Alston’s echo from the lost decade

Any one who wants to understand why Australia’s telecommunications have been stuck in the 20th century while the rest of the world has leapt ahead need only read the Former Howard Government Communications and IT minister Richard Alston’s hilarious contribution in The Australian today.

He has entered the public discussion about the NBN in time to remind us all that for him and the government he was part of, communications policy was only ever about Telstra.

Why was it so?

One of the many significant acts of sabotage on Australia’s prospects for a future proof network during the crucial growth years of the last decade was the Howard Government’s obsession with grabbing the cash from the privatisation of Telstra.

Nothing else mattered.  The raft of disconnected, visionless grants programs only served to buy the crucial senate votes needed to pass the privatisation legislation.

Each time a new privatisation bill was brought forward, they came up with a new set of cynical, piecemeal grants designed to buy off interest groups.

As evidence mounted that competition in the industry was suffocating because of weak policy, Alston parroted whatever line he was fed by Telstra to pretend it was otherwise.  As Australian slid further and further down the international broadband league tables, Alston infamously declared that Australians didn’t want broadband because it was all about porn and gaming. Why? Because it was in Telstra’s interests that Australians continued to buy old technology services at higher prices.

Telstra has reaped billions of profit through the decade where it relied on a tame government to do anything it asked.

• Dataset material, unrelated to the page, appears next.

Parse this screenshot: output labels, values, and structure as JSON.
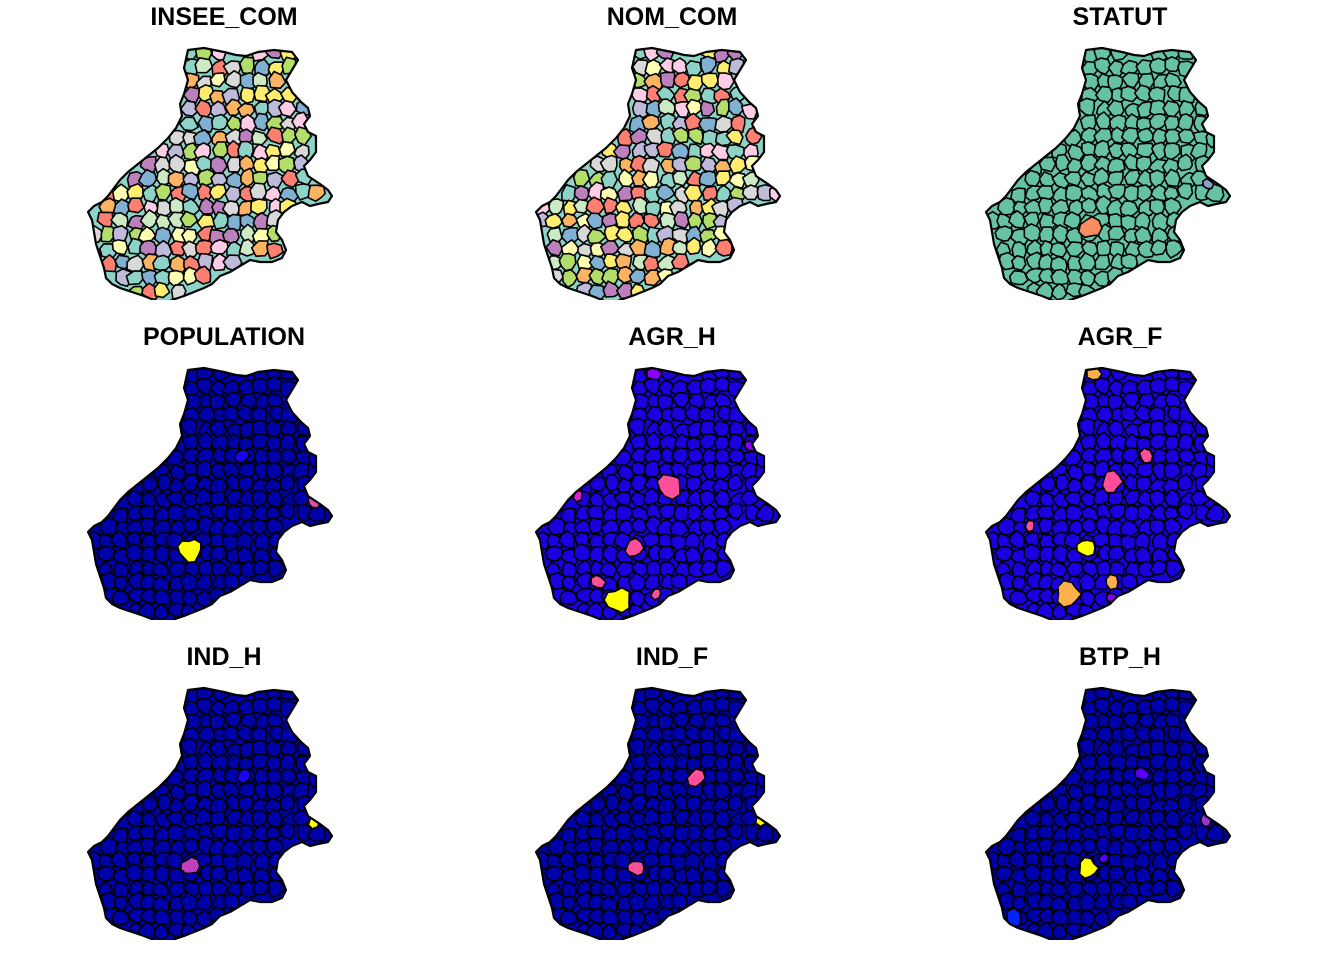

It was a mutual back scratch: Higher profits for Telstra equalled higher privatisation returns for Howard.  The other part of the equation that was never discussed of course was that this was all financed by ordinary Australians paying inflated prices for poor services.

I know because as shadow minister for IT, I heard those complaints from people suffering with broadband blocking pair gain systems in their networks.  In Senate inquiry after inquiry I heard how poorly Australia was doing compared to the rest of the world.

So I can only smile wryly as Alston climbs out of his political grave today to once more sing Telstra’s song.  The substance of the piece,  despite his token line about consumer access and low prices, demonstrates he is still completely captive of Telstra and that it still completely escapes him that the nbn is about essential infrastucture for Australian citizens by building an industry, not subsidising a lazy monopolist.

It is probably too much to ask that one day he realises just how disgraceful and damaging the Howard Government’s lost decade truly was.